Aangifte, verklaringen en steunbewijs in deze zaak
De aangifte op 27 maart 2023 is niet door [slachtoffer] zelf gedaan, maar door zijn moeder. Zij verklaarde dat [slachtoffer] tegen haar en tegen zijn psycholoog heeft gezegd dat hij seksueel is misbruikt. Hij is via Snapchat in contact geraakt met een ‘ [alias] ’, aan wie hij op haar initiatief naaktfoto’s en -filmpjes stuurde. Vervolgens moest [slachtoffer] in september of oktober 2022 tot drie keer toe naar de woning van verdachte aan het [adres] , om zich daar door verdachte te laten pijpen. Deed [slachtoffer] dat niet, dan zou ‘ [alias] het reeds van hem ontvangen beeldmateriaal verspreiden. De eerste keer zat verdachte in de woning op de trap, de tweede keer in de woonkamer en de derde keer boven, op de slaapkamer. Telkens droeg hij een bivakmuts.
[slachtoffer] verklaart tijdens een informatief zedengesprek op 22 februari 2023 en later tijdens een inhoudelijk verhoor op 31 maart 2023 hetzelfde, maar met aanvullende details over bijvoorbeeld data, persoonskenmerken en inhoud van gekregen instructies of gevoerde (chat)gesprekken.
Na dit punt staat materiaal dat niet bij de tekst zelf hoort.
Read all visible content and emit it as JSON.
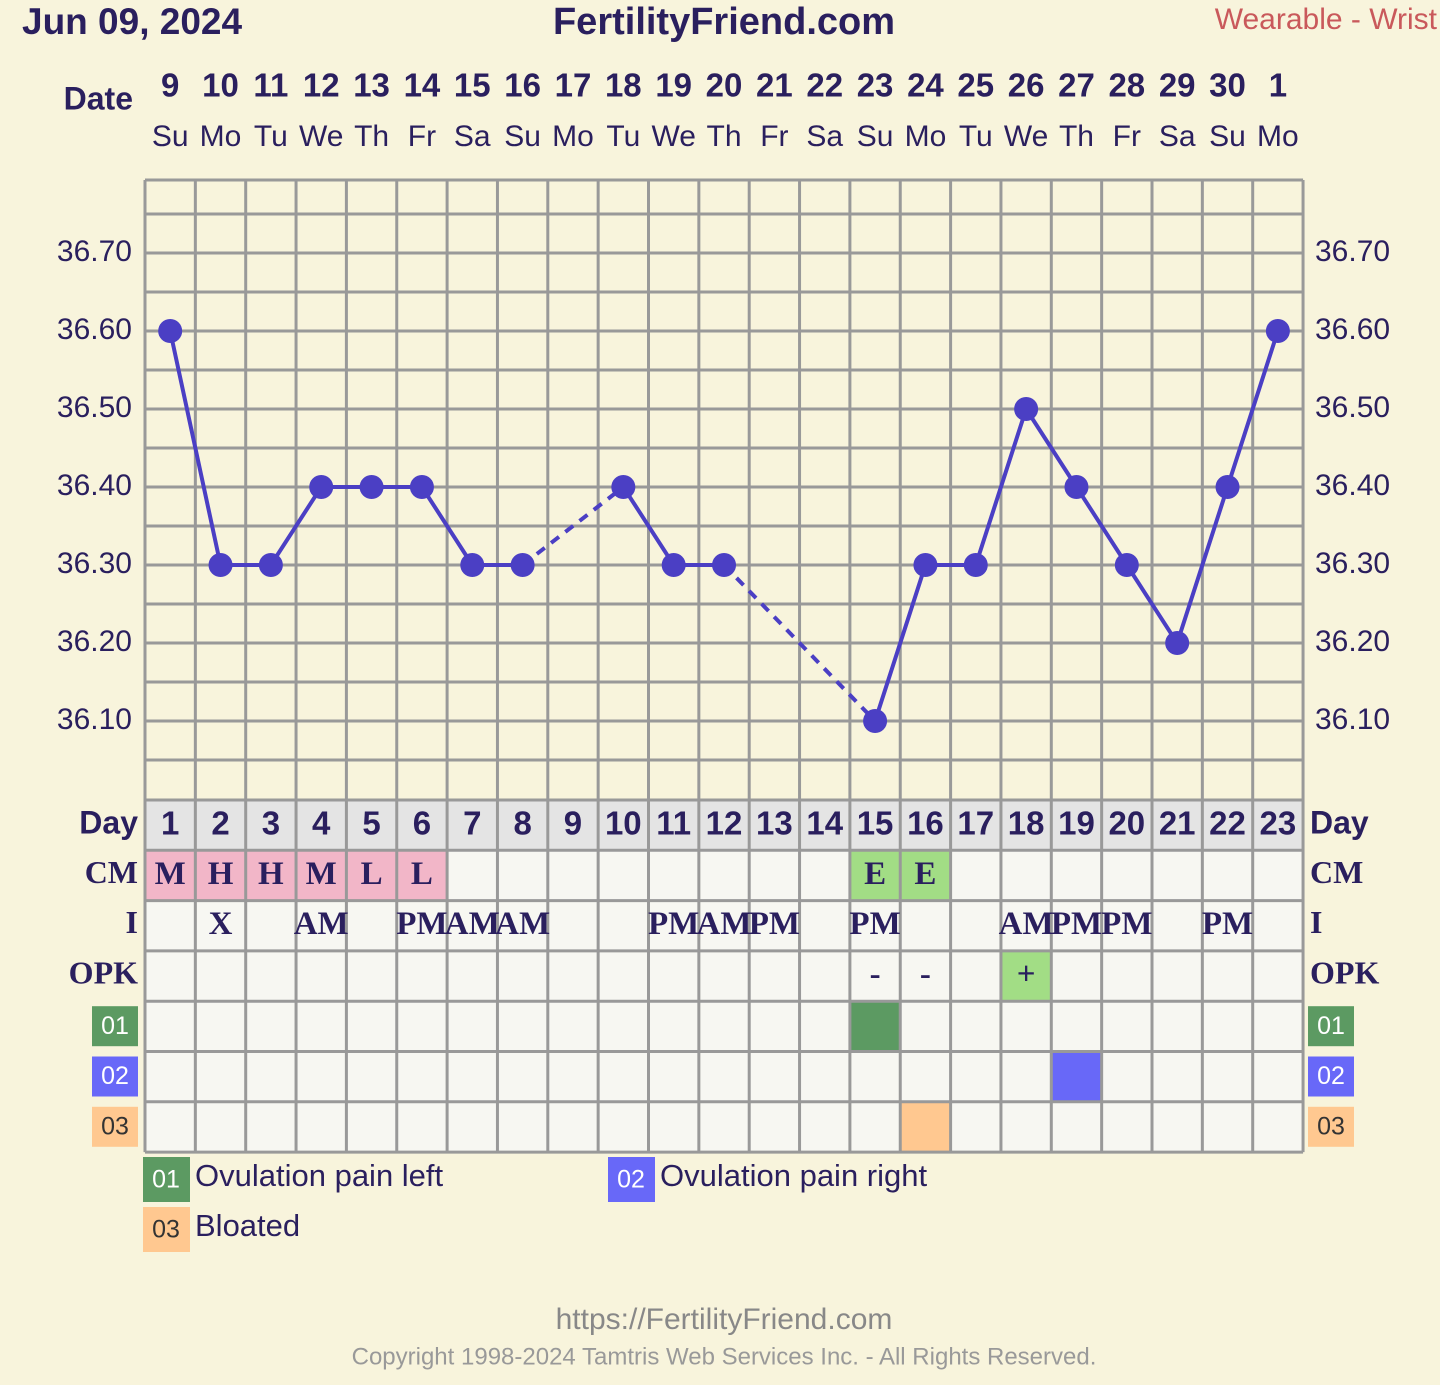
{
  "header": {
    "date": "Jun 09, 2024",
    "site": "FertilityFriend.com",
    "source": "Wearable - Wrist"
  },
  "chart_data": {
    "type": "line",
    "x_label": "Date",
    "categories": [
      "9",
      "10",
      "11",
      "12",
      "13",
      "14",
      "15",
      "16",
      "17",
      "18",
      "19",
      "20",
      "21",
      "22",
      "23",
      "24",
      "25",
      "26",
      "27",
      "28",
      "29",
      "30",
      "1"
    ],
    "weekdays": [
      "Su",
      "Mo",
      "Tu",
      "We",
      "Th",
      "Fr",
      "Sa",
      "Su",
      "Mo",
      "Tu",
      "We",
      "Th",
      "Fr",
      "Sa",
      "Su",
      "Mo",
      "Tu",
      "We",
      "Th",
      "Fr",
      "Sa",
      "Su",
      "Mo"
    ],
    "values": [
      36.6,
      36.3,
      36.3,
      36.4,
      36.4,
      36.4,
      36.3,
      36.3,
      null,
      36.4,
      36.3,
      36.3,
      null,
      null,
      36.1,
      36.3,
      36.3,
      36.5,
      36.4,
      36.3,
      36.2,
      36.4,
      36.6
    ],
    "color": "#4b3fc4",
    "ylim": [
      36.0,
      36.8
    ],
    "yticks": [
      {
        "value": 36.1,
        "label": "36.10"
      },
      {
        "value": 36.2,
        "label": "36.20"
      },
      {
        "value": 36.3,
        "label": "36.30"
      },
      {
        "value": 36.4,
        "label": "36.40"
      },
      {
        "value": 36.5,
        "label": "36.50"
      },
      {
        "value": 36.6,
        "label": "36.60"
      },
      {
        "value": 36.7,
        "label": "36.70"
      }
    ],
    "grid": true
  },
  "table": {
    "row_labels": [
      "Day",
      "CM",
      "I",
      "OPK"
    ],
    "days": [
      1,
      2,
      3,
      4,
      5,
      6,
      7,
      8,
      9,
      10,
      11,
      12,
      13,
      14,
      15,
      16,
      17,
      18,
      19,
      20,
      21,
      22,
      23
    ],
    "cm": [
      "M",
      "H",
      "H",
      "M",
      "L",
      "L",
      null,
      null,
      null,
      null,
      null,
      null,
      null,
      null,
      "E",
      "E",
      null,
      null,
      null,
      null,
      null,
      null,
      null
    ],
    "intercourse": [
      null,
      "X",
      null,
      "AM",
      null,
      "PM",
      "AM",
      "AM",
      null,
      null,
      "PM",
      "AM",
      "PM",
      null,
      "PM",
      null,
      null,
      "AM",
      "PM",
      "PM",
      null,
      "PM",
      null
    ],
    "opk": [
      null,
      null,
      null,
      null,
      null,
      null,
      null,
      null,
      null,
      null,
      null,
      null,
      null,
      null,
      "-",
      "-",
      null,
      "+",
      null,
      null,
      null,
      null,
      null
    ],
    "symptoms": [
      {
        "code": "01",
        "name": "Ovulation pain left",
        "color": "#5c9a62",
        "days": [
          15
        ]
      },
      {
        "code": "02",
        "name": "Ovulation pain right",
        "color": "#6868f8",
        "days": [
          19
        ]
      },
      {
        "code": "03",
        "name": "Bloated",
        "color": "#ffc890",
        "days": [
          16
        ]
      }
    ]
  },
  "footer": {
    "url": "https://FertilityFriend.com",
    "copyright": "Copyright 1998-2024 Tamtris Web Services Inc. - All Rights Reserved."
  }
}
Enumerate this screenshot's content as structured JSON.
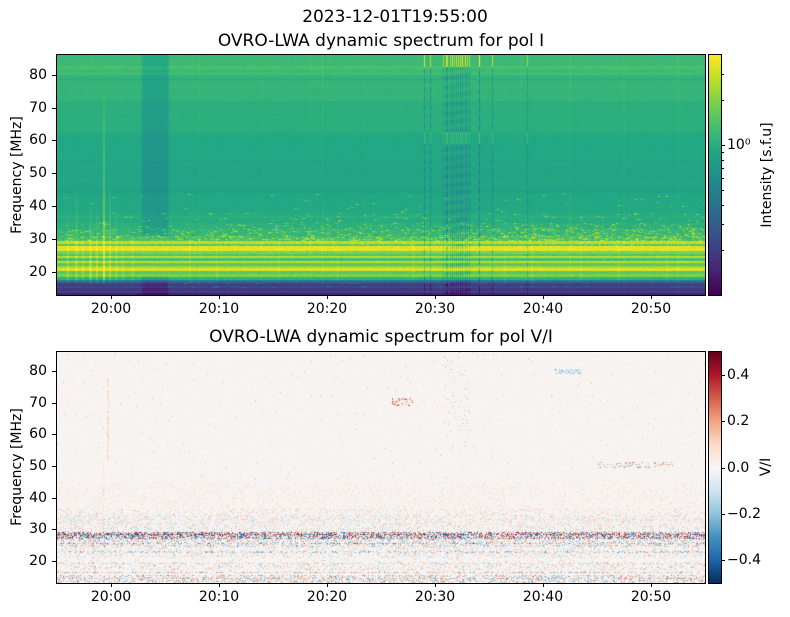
{
  "suptitle": "2023-12-01T19:55:00",
  "chart_data": [
    {
      "type": "heatmap",
      "title": "OVRO-LWA dynamic spectrum for pol I",
      "ylabel": "Frequency [MHz]",
      "x_axis": {
        "start_time": "19:55",
        "end_time": "20:55",
        "range_minutes": [
          0,
          60
        ],
        "ticks": [
          {
            "label": "20:00",
            "minute": 5
          },
          {
            "label": "20:10",
            "minute": 15
          },
          {
            "label": "20:20",
            "minute": 25
          },
          {
            "label": "20:30",
            "minute": 35
          },
          {
            "label": "20:40",
            "minute": 45
          },
          {
            "label": "20:50",
            "minute": 55
          }
        ]
      },
      "y_axis": {
        "range_mhz": [
          13,
          86
        ],
        "ticks": [
          20,
          30,
          40,
          50,
          60,
          70,
          80
        ]
      },
      "colormap": "viridis",
      "scale": "log",
      "colorbar": {
        "label": "Intensity [s.f.u]",
        "range": [
          0.1,
          4.0
        ],
        "ticks": [
          {
            "label": "10⁰",
            "value": 1.0
          }
        ],
        "minor_tick_values": [
          0.2,
          0.3,
          0.4,
          0.5,
          0.6,
          0.7,
          0.8,
          0.9,
          2.0,
          3.0
        ]
      },
      "seed": 7,
      "background_bands": [
        [
          80,
          86.5,
          0.68,
          0.018,
          0
        ],
        [
          72,
          80,
          0.655,
          0.012,
          0
        ],
        [
          62,
          72,
          0.63,
          0.01,
          0
        ],
        [
          52,
          62,
          0.6,
          0.009,
          0
        ],
        [
          44,
          52,
          0.585,
          0.01,
          0
        ],
        [
          38,
          44,
          0.6,
          0.014,
          0.004
        ],
        [
          35,
          38,
          0.615,
          0.02,
          0.01
        ],
        [
          33,
          35,
          0.635,
          0.035,
          0.03
        ],
        [
          31,
          33,
          0.66,
          0.05,
          0.05
        ],
        [
          29.5,
          31,
          0.7,
          0.07,
          0.08
        ],
        [
          28.6,
          29.5,
          0.9,
          0.05,
          0
        ],
        [
          27.8,
          28.6,
          0.74,
          0.045,
          0
        ],
        [
          26.3,
          27.8,
          0.96,
          0.03,
          0
        ],
        [
          25.6,
          26.3,
          0.8,
          0.04,
          0
        ],
        [
          24.9,
          25.6,
          0.72,
          0.04,
          0
        ],
        [
          24.2,
          24.9,
          0.9,
          0.03,
          0
        ],
        [
          23.4,
          24.2,
          0.7,
          0.03,
          0
        ],
        [
          22.6,
          23.4,
          0.9,
          0.03,
          0
        ],
        [
          21.9,
          22.6,
          0.74,
          0.03,
          0
        ],
        [
          21.2,
          21.9,
          0.85,
          0.03,
          0
        ],
        [
          20.2,
          21.2,
          0.95,
          0.025,
          0
        ],
        [
          19.5,
          20.2,
          0.74,
          0.03,
          0
        ],
        [
          18.4,
          19.5,
          0.8,
          0.035,
          0
        ],
        [
          17.6,
          18.4,
          0.64,
          0.035,
          0
        ],
        [
          17.0,
          17.6,
          0.4,
          0.035,
          0
        ],
        [
          16.4,
          17.0,
          0.26,
          0.025,
          0.02
        ],
        [
          15.8,
          16.4,
          0.17,
          0.02,
          0
        ],
        [
          15.0,
          15.8,
          0.22,
          0.02,
          0.02
        ],
        [
          14.2,
          15.0,
          0.16,
          0.018,
          0
        ],
        [
          13.6,
          14.2,
          0.2,
          0.018,
          0
        ],
        [
          12.8,
          13.6,
          0.09,
          0.015,
          0
        ]
      ],
      "thin_lines": [
        [
          82.2,
          0.03
        ],
        [
          80.3,
          0.02
        ],
        [
          78.8,
          -0.025
        ],
        [
          76.5,
          0.015
        ],
        [
          62.5,
          -0.018
        ],
        [
          53.5,
          -0.018
        ],
        [
          47.5,
          0.012
        ],
        [
          44.5,
          -0.02
        ],
        [
          36.8,
          0.02
        ]
      ],
      "streaks": [
        [
          1.0,
          38,
          0.1
        ],
        [
          1.8,
          48,
          0.1
        ],
        [
          2.4,
          36,
          0.08
        ],
        [
          3.1,
          42,
          0.14
        ],
        [
          3.7,
          40,
          0.1
        ],
        [
          4.35,
          76,
          0.2
        ],
        [
          4.9,
          50,
          0.1
        ],
        [
          5.5,
          42,
          0.08
        ],
        [
          6.1,
          36,
          0.07
        ],
        [
          7.0,
          34,
          0.06
        ],
        [
          12.3,
          40,
          0.06
        ],
        [
          14.8,
          36,
          0.05
        ],
        [
          20.5,
          34,
          0.04
        ],
        [
          26.0,
          35,
          0.05
        ],
        [
          33.0,
          36,
          0.05
        ],
        [
          41.5,
          34,
          0.05
        ],
        [
          44.0,
          36,
          0.06
        ],
        [
          48.5,
          34,
          0.05
        ],
        [
          52.0,
          35,
          0.05
        ],
        [
          56.5,
          34,
          0.05
        ]
      ],
      "faint_columns": [
        [
          13.2,
          0.02
        ],
        [
          19.0,
          0.018
        ],
        [
          23.5,
          0.022
        ],
        [
          24.6,
          0.03
        ],
        [
          28.5,
          0.015
        ],
        [
          43.0,
          0.02
        ],
        [
          47.5,
          0.02
        ],
        [
          52.5,
          0.018
        ],
        [
          57.5,
          0.02
        ]
      ],
      "teal_stripe": {
        "m0": 8.0,
        "m1": 10.2,
        "delta": -0.075,
        "base_max": 0.7
      },
      "rfi_cluster": {
        "m0": 35.8,
        "m1": 38.2,
        "n_lines": 13,
        "depth": 0.11
      },
      "extra_dark_lines": [
        [
          34.0,
          0.1
        ],
        [
          34.6,
          0.08
        ],
        [
          39.1,
          0.12
        ],
        [
          40.3,
          0.08
        ],
        [
          43.6,
          0.06
        ]
      ],
      "right_patches": {
        "f_lo": 28,
        "f_hi": 34.5,
        "prob": 0.05,
        "boost": 0.18
      }
    },
    {
      "type": "heatmap",
      "title": "OVRO-LWA dynamic spectrum for pol V/I",
      "ylabel": "Frequency [MHz]",
      "x_axis": {
        "start_time": "19:55",
        "end_time": "20:55",
        "range_minutes": [
          0,
          60
        ],
        "ticks": [
          {
            "label": "20:00",
            "minute": 5
          },
          {
            "label": "20:10",
            "minute": 15
          },
          {
            "label": "20:20",
            "minute": 25
          },
          {
            "label": "20:30",
            "minute": 35
          },
          {
            "label": "20:40",
            "minute": 45
          },
          {
            "label": "20:50",
            "minute": 55
          }
        ]
      },
      "y_axis": {
        "range_mhz": [
          13,
          86
        ],
        "ticks": [
          20,
          30,
          40,
          50,
          60,
          70,
          80
        ]
      },
      "colormap": "RdBu_r",
      "scale": "linear",
      "colorbar": {
        "label": "V/I",
        "range": [
          -0.5,
          0.5
        ],
        "ticks": [
          {
            "label": "0.4",
            "value": 0.4
          },
          {
            "label": "0.2",
            "value": 0.2
          },
          {
            "label": "0.0",
            "value": 0.0
          },
          {
            "label": "−0.2",
            "value": -0.2
          },
          {
            "label": "−0.4",
            "value": -0.4
          }
        ]
      },
      "seed": 11,
      "background_value": 0.012,
      "noise_bands": [
        [
          45,
          86,
          0.006,
          0.2,
          0
        ],
        [
          36.5,
          45,
          0.18,
          0.1,
          0.03
        ],
        [
          34.5,
          36.5,
          0.3,
          0.16,
          0.02
        ],
        [
          29,
          34.5,
          0.45,
          0.16,
          0
        ],
        [
          27,
          29,
          0.78,
          0.42,
          0
        ],
        [
          24.5,
          27,
          0.5,
          0.25,
          -0.02
        ],
        [
          21,
          24.5,
          0.32,
          0.18,
          0
        ],
        [
          19.5,
          21,
          0.15,
          0.15,
          0
        ],
        [
          17,
          19.5,
          0.3,
          0.2,
          0
        ],
        [
          15.5,
          17,
          0.22,
          0.16,
          0
        ],
        [
          12.8,
          15.5,
          0.5,
          0.28,
          0
        ]
      ],
      "noise_lines": [
        [
          28.2,
          0.92,
          0.5,
          0
        ],
        [
          25.4,
          0.6,
          0.3,
          -0.08
        ],
        [
          22.8,
          0.5,
          0.25,
          -0.06
        ],
        [
          19.2,
          0.4,
          0.22,
          0
        ],
        [
          16.2,
          0.65,
          0.28,
          0
        ],
        [
          14.3,
          0.6,
          0.28,
          0
        ],
        [
          33.2,
          0.45,
          0.15,
          0.04
        ]
      ],
      "columns": [
        [
          4.7,
          52,
          78,
          0.55,
          0.1
        ],
        [
          4.3,
          28,
          52,
          0.45,
          0.08
        ]
      ],
      "spots": [
        [
          31,
          33,
          69,
          71.5,
          0.3,
          0.3,
          1
        ],
        [
          50,
          57,
          49.5,
          51.2,
          0.3,
          0.3,
          0
        ],
        [
          46,
          48.5,
          79,
          80.5,
          0.4,
          0.2,
          -1
        ],
        [
          35.8,
          38.2,
          55,
          86,
          0.06,
          0.2,
          0
        ]
      ]
    }
  ]
}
Zo zou ‘ [alias] hem ook naaktfoto’s van zichzelf hebben gestuurd, zei ze 17 jaar oud te zijn, had hij haar ook verteld dat hij 14 jaar oud was en moest hij met haar videobellen op het moment dat hij in het huis in [plaats] door verdachte werd gepijpt of daarvan nadien een filmpje aan haar sturen.
De eerste vraag die de rechtbank dient te beantwoorden, is of de verklaringen van aangeefster en het slachtoffer betrouwbaar zijn. De rechtbank stelt vast dat aangeefster éénmaal een verklaring heeft afgelegd en [slachtoffer] twee, op verschillende momenten. Beiden hebben (telkens) gedetailleerd en – ook onderling – consistent verklaard over zowel de seksuele handelingen als over de omstandigheden waaronder die plaatsvonden. De rechtbank ziet geen reden om aan de betrouwbaarheid van de genoemde verklaringen te twijfelen.
Vervolgens dient de rechtbank de vraag te beantwoorden of er voldoende steunbewijs is voor deze verklaringen. Dit is naar het oordeel van de rechtbank het geval. De rechtbank wijst allereerst op de telefoon en iPad van medeverdachte [medeverdachte] , waarop (schermafbeeldingen van) chats en filmpjes zijn aangetroffen. Daarin zijn niet alleen de seksuele handelingen zichtbaar, maar ook blijken daaruit omstandigheden zoals genoemd in de verklaringen van aangeefster en het slachtoffer. Daarnaast wijst de rechtbank op de verklaringen van verdachte zelf en die van medeverdachte [medeverdachte] , die op essentiële punten overeenkomen met hetgeen door aangeefster en het slachtoffer is verklaard. Gelet op dit steunbewijs gaat de rechtbank uit van de omstandigheden en handelingen zoals deze door [slachtoffer] en zijn moeder zijn genoemd.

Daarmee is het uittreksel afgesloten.